8. In light of the above facts and on the basis of material available on record the case of M/s. MODERN INDIA LTD (PAN: AAACT4121E), reopening u/s. 148 of the I.T. Act, 1961 in this case is not recommended for A.Y. 2013­14.

9. In view of this, prior approval from the Specified, Principal Chief Commissioner of Income Tax, Mumbai is received to pass the order u/s. 148A(d) of the Income Tax Act, 1961.”

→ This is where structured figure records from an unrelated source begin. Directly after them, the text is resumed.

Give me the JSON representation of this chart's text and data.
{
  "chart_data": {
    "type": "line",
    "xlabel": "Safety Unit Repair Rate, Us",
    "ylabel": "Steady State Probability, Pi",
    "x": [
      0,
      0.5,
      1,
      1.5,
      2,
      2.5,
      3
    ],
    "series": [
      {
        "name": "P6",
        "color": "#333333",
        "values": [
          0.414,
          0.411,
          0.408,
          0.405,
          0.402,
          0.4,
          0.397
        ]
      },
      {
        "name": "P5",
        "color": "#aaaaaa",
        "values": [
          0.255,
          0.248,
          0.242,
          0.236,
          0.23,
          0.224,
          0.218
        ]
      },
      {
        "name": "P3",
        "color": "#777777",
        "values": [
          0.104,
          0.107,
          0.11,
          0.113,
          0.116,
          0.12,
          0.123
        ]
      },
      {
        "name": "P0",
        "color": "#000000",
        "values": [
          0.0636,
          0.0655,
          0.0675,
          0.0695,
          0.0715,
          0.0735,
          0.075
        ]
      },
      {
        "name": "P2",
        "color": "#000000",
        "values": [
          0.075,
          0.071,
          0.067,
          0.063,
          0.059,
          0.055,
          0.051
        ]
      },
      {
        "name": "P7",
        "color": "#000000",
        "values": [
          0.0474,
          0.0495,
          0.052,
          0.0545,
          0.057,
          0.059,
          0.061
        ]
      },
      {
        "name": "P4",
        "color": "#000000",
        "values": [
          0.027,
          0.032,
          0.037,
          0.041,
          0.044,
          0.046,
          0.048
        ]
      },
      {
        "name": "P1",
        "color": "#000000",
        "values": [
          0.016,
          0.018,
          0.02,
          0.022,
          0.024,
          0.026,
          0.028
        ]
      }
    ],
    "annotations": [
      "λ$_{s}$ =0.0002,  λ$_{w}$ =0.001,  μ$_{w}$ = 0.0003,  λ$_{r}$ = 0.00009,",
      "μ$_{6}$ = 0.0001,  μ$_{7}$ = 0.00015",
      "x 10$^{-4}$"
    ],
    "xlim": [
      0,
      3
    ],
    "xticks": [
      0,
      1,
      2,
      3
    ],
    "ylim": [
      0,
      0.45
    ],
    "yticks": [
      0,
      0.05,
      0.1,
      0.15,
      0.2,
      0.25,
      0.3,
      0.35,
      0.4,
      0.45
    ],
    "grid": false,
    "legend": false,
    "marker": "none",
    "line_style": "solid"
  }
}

10. The aforesaid observations of the Assessing Officer himself make it clear that the report of the SFIO and DDIT (Inv.), which are the cornerstone of reopening of assessment u/s. 147 of the Act for all the three years, which viz, A.Ys 2012-13, 2013-14 and 2014-15 do not in any manner establish or refer to any wrong doing or illegal activity of the assessee either through client code modification or in any other mode or manner. The Assessing Officer has further observed that through cogent evidence, the assessee was able to establish that its own funds were utilized to conduct transactions on NSEL platform and the profits from such transactions have already been offered to tax. Thus, the aforesaid observations, we do not find any valid reason to interfere with the decision of learned First Appellate Authority qua the deletion of additions made on account of Client Code Modification. Grounds are dismissed.

11. In view of our decision above in Revenues’ appeals, the cross objections of the assessee have become infructuous, hence, dismissed.

12. In the result, appeals and cross objections are dismissed.

Order pronounced in the open court on 21/01/2025.